What can be done now: The best evidence base is being built now: large cash-transfer and basic-income trials, including GiveDirectly's decade-long UBI study.
How well we handle poverty with today's tools is the rehearsal for handling it at machine speed.
A world where seeing is no longer believing
Democracy, science and journalism assume evidence is expensive to fake. Synthetic media and machine-scale persuasion break that assumption. The deepest damage isn't believing false things — it's the liar's dividend, where real evidence becomes deniable and shared truth dissolves.
What can be done now: Content provenance standards, authenticity infrastructure, and old-fashioned media literacy — the defenses exist and are underfunded.
A population that reasons well is the immune system; education is where it gets built.
Expertise for catastrophe, available to anyone
The knowledge to cause mass harm — engineered pathogens above all — has been gated by years of rare training. Capable models compress that gate. Defense must outrun an offense that no longer needs a state program behind it.
What can be done now: The same fight as pandemic preparedness: 100-day vaccine capability, early-detection surveillance, and safeguards inside the models themselves.
Every dollar of biosecurity built today is defense against both natural and engineered outbreaks.

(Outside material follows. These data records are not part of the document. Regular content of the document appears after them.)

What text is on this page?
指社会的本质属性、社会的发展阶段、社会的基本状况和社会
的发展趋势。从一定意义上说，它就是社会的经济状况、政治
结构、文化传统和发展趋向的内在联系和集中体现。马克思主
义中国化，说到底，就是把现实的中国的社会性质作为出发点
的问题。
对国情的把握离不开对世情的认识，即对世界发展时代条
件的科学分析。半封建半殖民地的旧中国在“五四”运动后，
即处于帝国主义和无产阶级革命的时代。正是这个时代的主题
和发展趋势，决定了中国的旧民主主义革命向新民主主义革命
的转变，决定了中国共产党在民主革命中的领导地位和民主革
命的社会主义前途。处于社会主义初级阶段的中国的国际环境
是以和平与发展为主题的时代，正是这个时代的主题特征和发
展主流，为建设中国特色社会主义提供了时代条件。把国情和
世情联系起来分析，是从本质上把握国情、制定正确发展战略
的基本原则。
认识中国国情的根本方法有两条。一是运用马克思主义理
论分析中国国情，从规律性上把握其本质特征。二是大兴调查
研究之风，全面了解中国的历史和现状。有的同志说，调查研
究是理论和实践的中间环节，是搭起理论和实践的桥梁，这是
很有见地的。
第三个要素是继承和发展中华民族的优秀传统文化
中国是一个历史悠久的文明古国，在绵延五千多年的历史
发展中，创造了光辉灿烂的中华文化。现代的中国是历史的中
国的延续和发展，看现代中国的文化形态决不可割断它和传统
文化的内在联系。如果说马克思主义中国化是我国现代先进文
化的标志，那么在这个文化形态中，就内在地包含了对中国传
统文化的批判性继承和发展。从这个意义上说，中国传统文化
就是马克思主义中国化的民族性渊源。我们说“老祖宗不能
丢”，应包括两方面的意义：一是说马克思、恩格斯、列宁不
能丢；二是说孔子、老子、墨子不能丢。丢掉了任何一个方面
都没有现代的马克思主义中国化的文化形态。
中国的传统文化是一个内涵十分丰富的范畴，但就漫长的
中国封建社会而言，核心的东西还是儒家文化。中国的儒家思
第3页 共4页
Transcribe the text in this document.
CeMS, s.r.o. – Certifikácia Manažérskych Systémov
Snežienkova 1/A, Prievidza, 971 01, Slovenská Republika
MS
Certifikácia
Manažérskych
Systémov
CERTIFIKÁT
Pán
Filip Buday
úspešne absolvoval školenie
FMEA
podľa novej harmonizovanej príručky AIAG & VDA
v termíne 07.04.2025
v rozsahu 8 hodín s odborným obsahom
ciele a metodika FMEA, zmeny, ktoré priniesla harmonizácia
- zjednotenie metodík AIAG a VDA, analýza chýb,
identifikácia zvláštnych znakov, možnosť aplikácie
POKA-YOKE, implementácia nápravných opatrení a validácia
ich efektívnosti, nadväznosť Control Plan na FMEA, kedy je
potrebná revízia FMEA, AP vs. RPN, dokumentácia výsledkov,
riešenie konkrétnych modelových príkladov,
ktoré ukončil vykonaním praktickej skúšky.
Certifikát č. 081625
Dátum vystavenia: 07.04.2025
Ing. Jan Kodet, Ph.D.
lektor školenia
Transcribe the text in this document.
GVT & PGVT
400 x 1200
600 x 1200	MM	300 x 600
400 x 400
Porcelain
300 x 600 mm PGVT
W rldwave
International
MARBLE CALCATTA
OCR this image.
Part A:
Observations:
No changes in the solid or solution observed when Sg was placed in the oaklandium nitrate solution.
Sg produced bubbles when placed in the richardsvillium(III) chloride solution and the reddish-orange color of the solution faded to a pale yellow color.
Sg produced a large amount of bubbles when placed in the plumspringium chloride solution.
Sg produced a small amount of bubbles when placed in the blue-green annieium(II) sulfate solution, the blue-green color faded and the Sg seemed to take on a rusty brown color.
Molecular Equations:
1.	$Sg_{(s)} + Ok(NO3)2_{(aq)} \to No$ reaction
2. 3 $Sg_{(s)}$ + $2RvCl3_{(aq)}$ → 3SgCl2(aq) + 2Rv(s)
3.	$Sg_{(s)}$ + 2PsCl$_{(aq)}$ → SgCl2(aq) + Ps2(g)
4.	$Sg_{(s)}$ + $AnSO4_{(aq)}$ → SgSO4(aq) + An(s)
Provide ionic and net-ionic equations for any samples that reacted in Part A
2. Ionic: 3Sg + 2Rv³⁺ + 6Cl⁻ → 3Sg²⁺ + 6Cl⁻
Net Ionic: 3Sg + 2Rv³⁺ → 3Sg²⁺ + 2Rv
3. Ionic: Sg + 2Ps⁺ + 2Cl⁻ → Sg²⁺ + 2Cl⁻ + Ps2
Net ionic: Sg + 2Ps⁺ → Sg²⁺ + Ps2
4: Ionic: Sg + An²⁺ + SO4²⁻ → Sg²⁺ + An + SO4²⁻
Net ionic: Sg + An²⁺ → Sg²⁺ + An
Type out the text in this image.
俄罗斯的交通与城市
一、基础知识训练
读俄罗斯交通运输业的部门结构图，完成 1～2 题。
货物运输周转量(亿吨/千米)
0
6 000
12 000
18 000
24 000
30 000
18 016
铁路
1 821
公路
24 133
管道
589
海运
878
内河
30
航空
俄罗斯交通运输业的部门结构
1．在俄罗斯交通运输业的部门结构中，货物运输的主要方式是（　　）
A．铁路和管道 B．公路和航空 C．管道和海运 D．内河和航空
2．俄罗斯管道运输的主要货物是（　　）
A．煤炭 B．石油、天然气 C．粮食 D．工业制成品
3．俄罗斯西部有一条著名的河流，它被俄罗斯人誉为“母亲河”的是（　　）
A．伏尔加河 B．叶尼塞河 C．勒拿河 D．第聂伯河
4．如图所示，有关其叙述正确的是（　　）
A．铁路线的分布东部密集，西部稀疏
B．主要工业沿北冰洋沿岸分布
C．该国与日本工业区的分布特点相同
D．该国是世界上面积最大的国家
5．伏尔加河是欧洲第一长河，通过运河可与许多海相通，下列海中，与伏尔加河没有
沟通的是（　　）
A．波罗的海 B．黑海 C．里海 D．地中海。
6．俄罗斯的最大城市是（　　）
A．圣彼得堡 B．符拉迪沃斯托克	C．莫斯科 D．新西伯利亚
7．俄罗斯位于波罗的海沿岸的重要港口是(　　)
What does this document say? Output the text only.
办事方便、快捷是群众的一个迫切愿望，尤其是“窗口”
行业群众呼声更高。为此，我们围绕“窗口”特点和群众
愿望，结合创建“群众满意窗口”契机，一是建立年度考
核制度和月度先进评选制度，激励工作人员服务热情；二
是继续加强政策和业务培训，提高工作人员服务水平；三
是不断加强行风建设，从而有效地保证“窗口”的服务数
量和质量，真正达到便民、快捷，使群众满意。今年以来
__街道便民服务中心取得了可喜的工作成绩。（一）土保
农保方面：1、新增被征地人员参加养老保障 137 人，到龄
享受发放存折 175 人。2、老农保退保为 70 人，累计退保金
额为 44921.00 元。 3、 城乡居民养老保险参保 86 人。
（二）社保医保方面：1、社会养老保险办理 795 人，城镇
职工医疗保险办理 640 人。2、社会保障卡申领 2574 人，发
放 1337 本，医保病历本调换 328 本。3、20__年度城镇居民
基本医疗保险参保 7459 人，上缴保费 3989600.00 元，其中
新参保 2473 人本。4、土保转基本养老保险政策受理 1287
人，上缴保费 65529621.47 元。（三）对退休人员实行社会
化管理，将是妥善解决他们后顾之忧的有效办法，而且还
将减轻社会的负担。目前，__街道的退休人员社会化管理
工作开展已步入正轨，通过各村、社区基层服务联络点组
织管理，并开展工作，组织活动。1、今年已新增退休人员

Capabilities move in months; institutions move in decades
Nuclear treaties took decades, for a technology only states could build. AI capability doubles on venture timescales and spreads as software. The widening gap between what the technology does and what any institution can verify is the risk multiplier under every other entry on this page.
What can be done now: National AI safety institutes, the EU AI Act, and compute-based verification research are the first institutional answers.
Institutions that can't govern today's conflicts of interest won't govern tomorrow's.
What are humans for, when machines do everything better?
Work is not only income — it is structure, status, identity and the feeling of being needed. Abundance without roles could mean comfortable despair at civilizational scale. Aristocracies met this problem before; never at eight billion people.
What can be done now: The loneliness epidemic is this problem's leading edge, and community infrastructure is its working answer.
Societies that solve connection and purpose now are practicing for after.
The factory farming mistake, repeated at digital speed
If any future system has experiences that matter morally, we could run suffering at industrial scale without noticing — the exact mistake made with animals, but at copy-paste speed. Nobody knows whether or when this applies. That uncertainty is the problem.
What can be done now: A small research field — digital minds and AI welfare — argues the tests should exist before they're needed.
How we treat minds we already know can suffer is the precedent.